Corax and Teisias whose exact survival data are not known, should, after the fall of the tyrant Thrasybulus of Syracuse in 466 BC, which caused a large number of property processes have begun for money to write legal speeches for other people. Korax is also, together with his students Teisias at this time the first rhetorical textbooks, have made ​​speeches pattern consisting written. In these speeches based in private hearings. Therefore, both are considered the inventor of the ornate court speech and rhetoric as a teachable and learnable art. This genesis suggests a practical origin of rhetoric instruction, which has nothing to do with the later philosophical ambitions of Gorgias or Thrasymachus (see Rapp and others, pp. 207f. ). According to some sources Korax is the real founder of this discipline and Teisias his student.

Teisias is known, inter alia, also because of his dispute with his teacher Corax on the refusal of the guilty teachers money. For this, the following anecdote is narrated:

It is reported that the judge found a pragmatic solution: He should have both driven out in disgrace.

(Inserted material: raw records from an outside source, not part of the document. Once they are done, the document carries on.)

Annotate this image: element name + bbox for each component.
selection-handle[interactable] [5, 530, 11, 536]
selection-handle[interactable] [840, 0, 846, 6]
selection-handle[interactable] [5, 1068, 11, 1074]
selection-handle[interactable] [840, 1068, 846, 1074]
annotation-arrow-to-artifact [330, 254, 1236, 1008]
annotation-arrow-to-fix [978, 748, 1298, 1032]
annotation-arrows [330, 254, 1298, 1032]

Following the example of his teacher Teisias built a school speech, at first as it seems in Syracuse, then to Thurii, where the later famous orator Lysias enjoyed his lessons. He then came to pass in the wake of the embassy of Gorgias to Athens, but probably without political character, but merely to serve as a teacher of rhetoric in foreign parts to try. In Plato's dialogue Phaedrus Teisias is named along with Gorgias as a representative considers the probable is higher estimate than the true.

The duration of his stay in Athens is indeterminate. The later famous orator Isocrates heard him there and was one of his students.

Swell

  • Cicero: Brutus ( 46-48 ).
  • Plato: Phaedrus ( 266d - 267d ).